DA slams govt spending on ads
2009-08-13 18:00
Cape Town - The Democratic Alliance on Thursday criticised the department of correctional services for spending half-a-million rand on full-page newspaper advertisements while already severely short of funds.
The department admitted in a written reply to a parliamentary question that it had paid R187 000 for an advertisement in the City Press and R340 000 for one in the Sunday Times.
It said placing the advertisements in the newspapers were necessary to ensure opinion makers, stakeholders and citizens were informed about its "crucial programmes", outlined by Minister Nosiviwe Mapisa-Nqakula in her budget vote speech to Parliament in June.
"Correctional Services is obligated to inform the stakeholders, and the public particularly, on the department's planned use of the allocated budget of over R47bn over the three years.
"It is a handful of people that was able to listen to the minister's tabulation of how the allocated budget would be used to improve the efficacy of the corrections system and to reduce re-offending rates."
The department argued that the benefit of stimulating debate about the minister's plans "cannot be compared with the costs of the advertorials".
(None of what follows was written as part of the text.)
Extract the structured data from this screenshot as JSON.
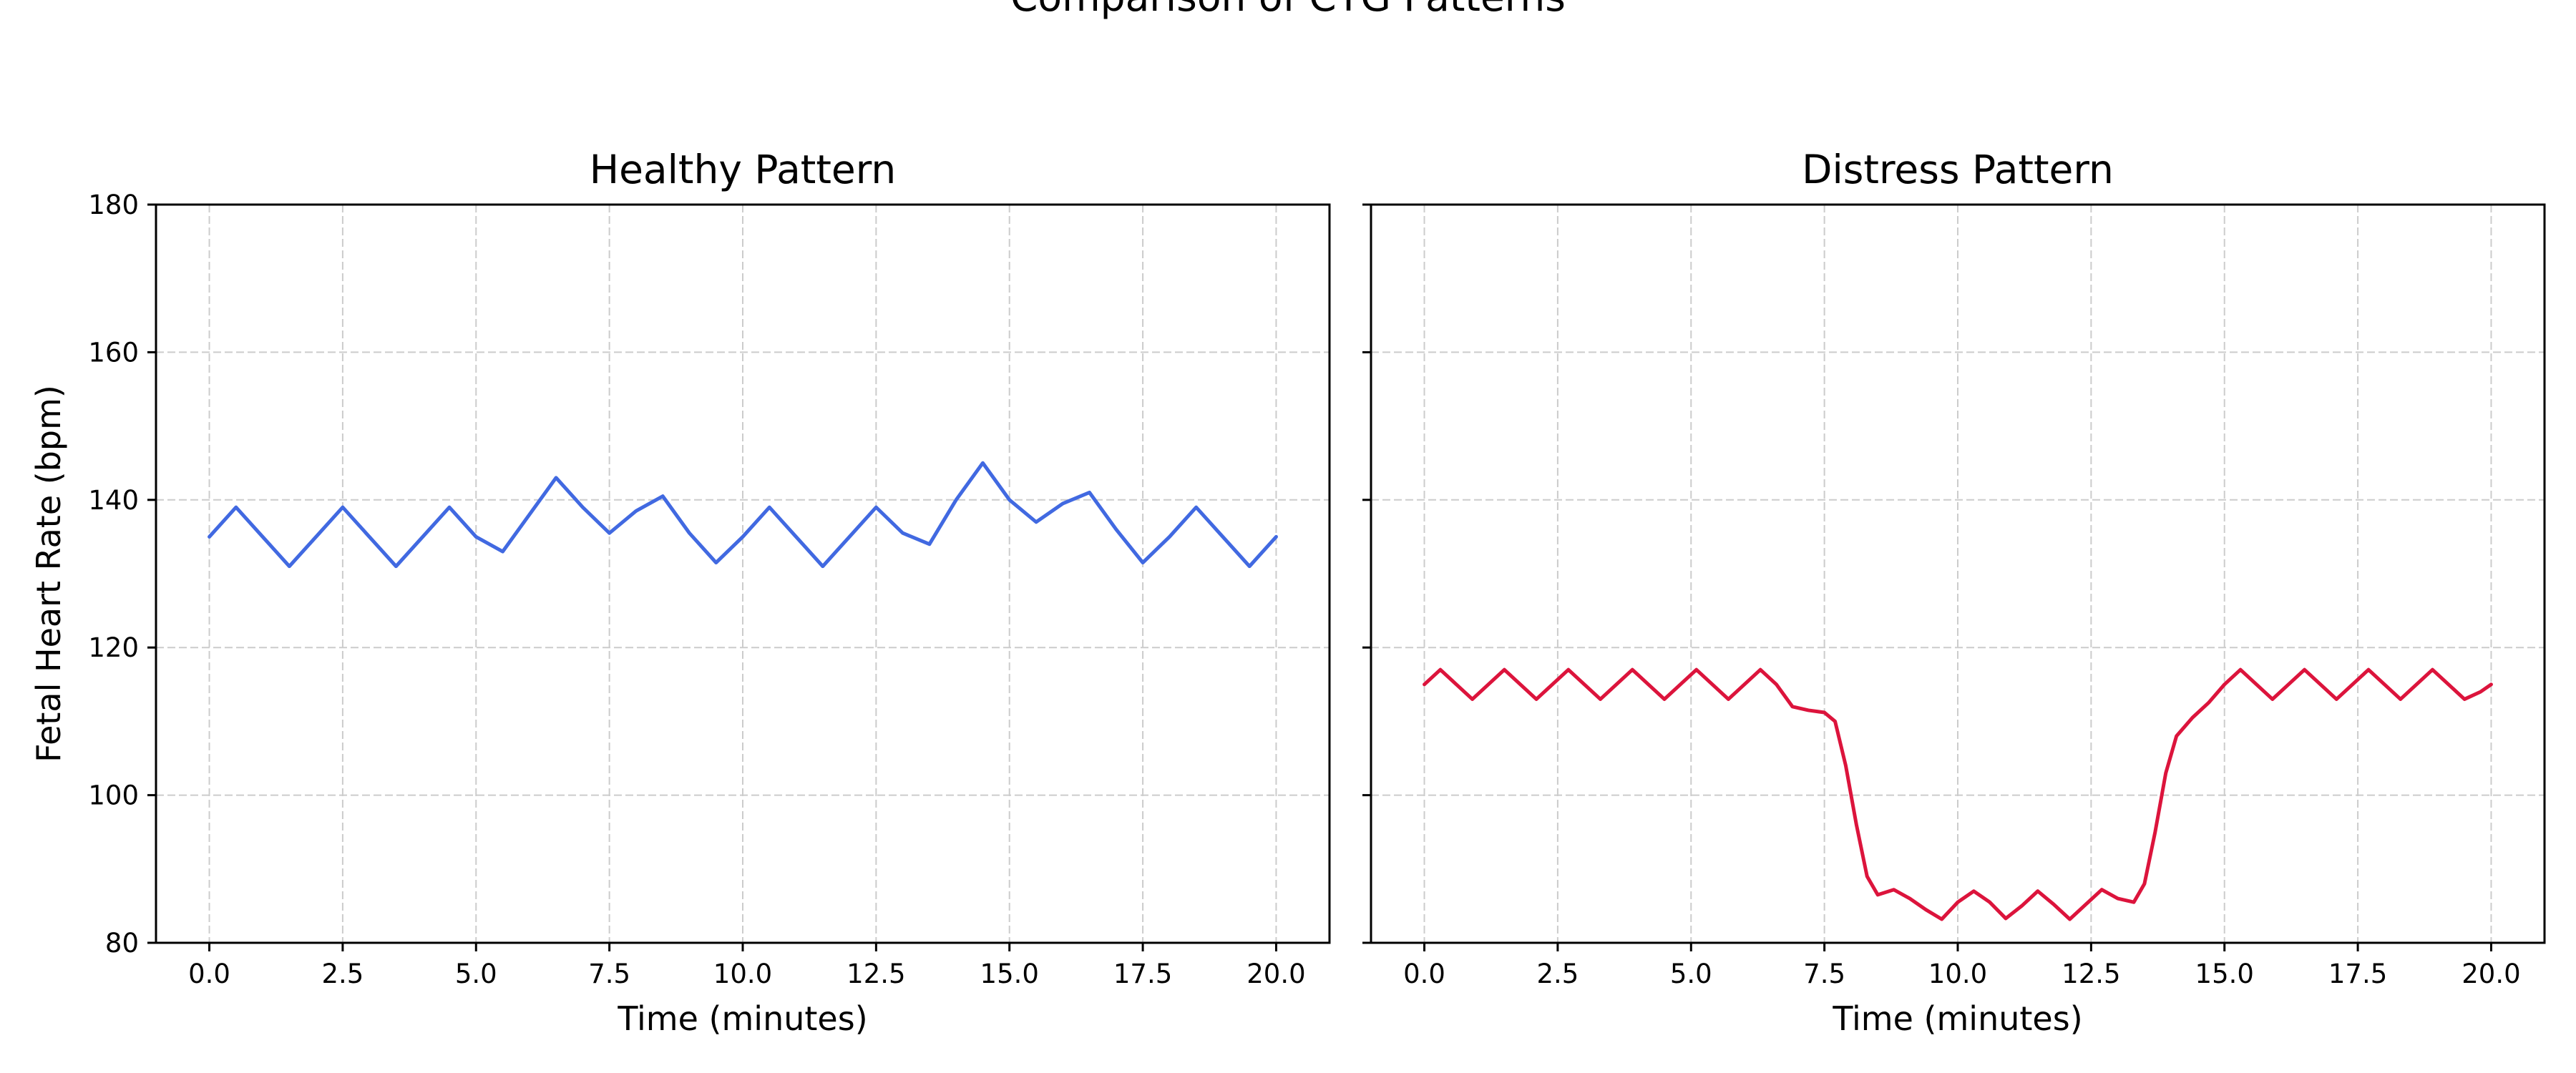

It also confirmed it had overspent its budget by R483m in the 2008/09 financial year.
Substantial
DA MP James Selfe said the advertisements did not serve the stated purpose and amounted to a waste of taxpayers' money.
"It is an indictment of the department that, in spite of the fact that its own budget is already overspent by R500m, it saw fit to pay a substantial amount of money for two adverts that constituted nothing more than promotional fluff for the minister."
Selfe said the financial situation the department found itself in "means it needs to practice prudence, not extravagance".
A scandal broke out earlier this year when it emerged the wife of former correctional services minister Ngconde Balfour was renting a R30 000 a month house on a golf estate, despite having an official residence at her disposal.